Divergence in proteins‐ Study of Cytochrome b5 isoforms using core‐swap mutants

Abstract

Two isoforms of mammalian Cytochrome b5 exhibit remarkably different biophysical properties in spite of similar sequence and structure. The Outer mitochondrial membrane cytochrome b5 (OMb5) is presently the most stable isoform when compared to its evolutionary counterpart, the micrososmal cytochrome b5 (Mcb5). In order to understand the biophysical properties of the individual proteins, we have constructed a core swap mutant (hybb5) incorporating features from these two isoforms. The X‐ ray crystal structure, at 1.7 Å, of hybb5 has been solved and shows structural features similar to its parent proteins.
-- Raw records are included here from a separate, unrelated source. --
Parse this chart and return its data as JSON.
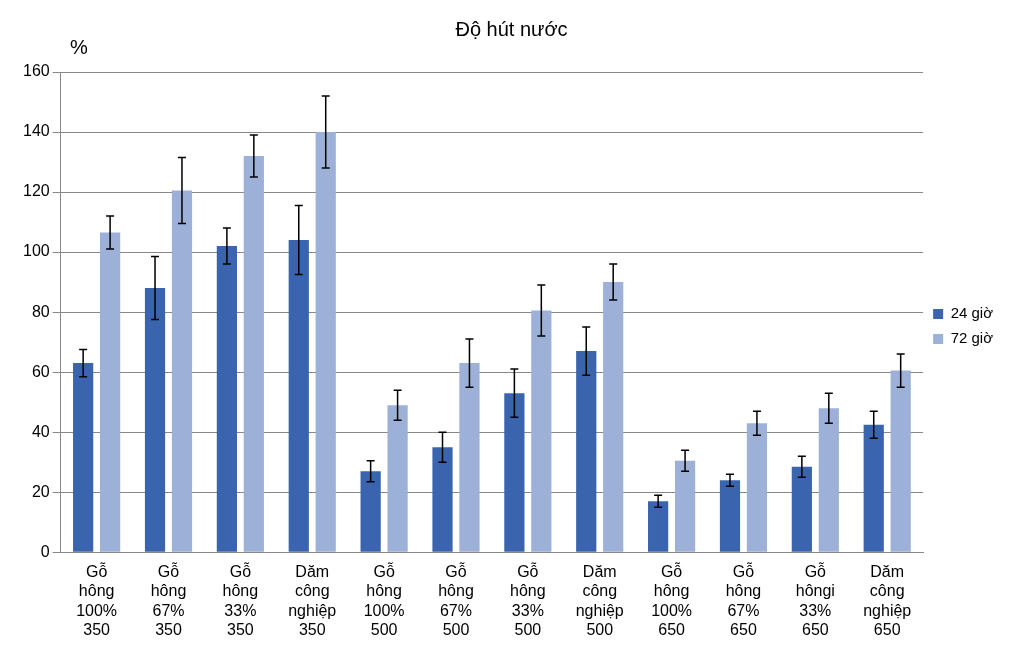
{
  "chart_data": {
    "type": "bar",
    "title": "Độ hút nước",
    "ylabel": "%",
    "categories": [
      "Gỗ hông 100% 350",
      "Gỗ hông 67% 350",
      "Gỗ hông 33% 350",
      "Dăm công nghiệp 350",
      "Gỗ hông 100% 500",
      "Gỗ hông 67% 500",
      "Gỗ hông 33% 500",
      "Dăm công nghiệp 500",
      "Gỗ hông 100% 650",
      "Gỗ hông 67% 650",
      "Gỗ hôngi 33% 650",
      "Dăm công nghiệp 650"
    ],
    "series": [
      {
        "name": "24 giờ",
        "color": "#3a64ad",
        "values": [
          63,
          88,
          102,
          104,
          27,
          35,
          53,
          67,
          17,
          24,
          28.5,
          42.5
        ],
        "errors": [
          4.5,
          10.5,
          6,
          11.5,
          3.5,
          5,
          8,
          8,
          2,
          2,
          3.5,
          4.5
        ]
      },
      {
        "name": "72 giờ",
        "color": "#9db0d8",
        "values": [
          106.5,
          120.5,
          132,
          140,
          49,
          63,
          80.5,
          90,
          30.5,
          43,
          48,
          60.5
        ],
        "errors": [
          5.5,
          11,
          7,
          12,
          5,
          8,
          8.5,
          6,
          3.5,
          4,
          5,
          5.5
        ]
      }
    ],
    "ylim": [
      0,
      160
    ],
    "yticks": [
      0,
      20,
      40,
      60,
      80,
      100,
      120,
      140,
      160
    ],
    "grid": "y",
    "legend": "right"
  }
}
The thermal stability, stability towards chaotropic agents, redox potential and heme transfer properties of hybb5 seems to have shifted in the direction of OMb5. In parallel we have performed a 10 ns Molecular dynamics simulation of OMb5, Mcb5 and hybb5. The results concur with the experimental data in that hybb5 behaves with characteristics of the OMb5 sub family. Circular Dichroism experiments of the heme free proteins (apo‐form) indicated the presence of tertiary structure. We are at present trying to further understand the apo form of hybb5 and linking it to functional divergence of OMb5 and Mcb5. The subtle structural changes that contribute to different properties in the two isoforms are being investigated via MD simulations.